I am leveraging the SLEPc library for solving the first $k$ (where $k = 3$ or $4$) eigenvalues and their corresponding vectors for a matrix of size 200,000. The matrix is sparse and symmetric. I intend to compute the eigenvalues without using MPI, as a result of which the entire computation takes more than 2 minutes. I have tried many eigensolvers like Krylov-Schur, Jacobi-Davidson, and Rayleigh Quotient CG but it takes an awful amount of time to finish computation for each of them.
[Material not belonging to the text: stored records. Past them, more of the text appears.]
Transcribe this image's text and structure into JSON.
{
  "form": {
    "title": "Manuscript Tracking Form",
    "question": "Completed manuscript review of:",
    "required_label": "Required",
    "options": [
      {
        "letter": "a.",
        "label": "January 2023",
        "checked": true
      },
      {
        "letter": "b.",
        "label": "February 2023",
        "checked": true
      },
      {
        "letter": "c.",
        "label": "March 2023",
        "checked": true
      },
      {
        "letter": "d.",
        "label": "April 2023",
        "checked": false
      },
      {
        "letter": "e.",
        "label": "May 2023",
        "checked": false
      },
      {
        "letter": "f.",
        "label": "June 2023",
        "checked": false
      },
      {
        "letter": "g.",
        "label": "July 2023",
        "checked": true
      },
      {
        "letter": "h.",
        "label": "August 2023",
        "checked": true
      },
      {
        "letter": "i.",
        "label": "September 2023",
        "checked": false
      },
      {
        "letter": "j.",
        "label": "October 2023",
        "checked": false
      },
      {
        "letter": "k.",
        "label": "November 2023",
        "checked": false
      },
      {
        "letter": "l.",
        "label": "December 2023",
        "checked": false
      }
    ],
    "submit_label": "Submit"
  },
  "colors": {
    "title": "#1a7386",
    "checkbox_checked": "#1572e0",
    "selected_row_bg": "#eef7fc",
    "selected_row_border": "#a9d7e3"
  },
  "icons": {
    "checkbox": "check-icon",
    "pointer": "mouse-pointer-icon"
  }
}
The Lanczos/Krylov-Schur returns the extreme eigenvalues of the spectrum quite fast, on the contrary. It would be awesome if I could replicate such behavior for the interior values of the spectrum. But so far I have not met with any success.
Is there any way to accelerate the convergence using a single MPI process? Tweaking the tolerance and maximum iterations does not help.
So far these are what I have tried for a sparse symmetric matrix of size 51309 x 51309:
./RunPart -eps_type gd -st_type precond -st_pc_type ilu -eps_target 0.01 -eps_tol 1e-6 -eps_conv_abs -eps_nev 5
This takes 42.76 seconds to produce the 4 eigenvalues.
./RunPart -st_type sinvert -eps_target 0.001 -st_pc_type ilu -eps_tol 1e-5 -eps_conv_abs -eps_nev 4
This takes around 13.49 seconds but the eigenvalues contain a significant amount of error.
k ||Ax-kx||/||kx||
-------------- ----------------
0.087226 0.0797854
0.088502 0.0947138
0.089405 0.0702111
0.091540 0.0483211
Can some please provide some guidance with this issue?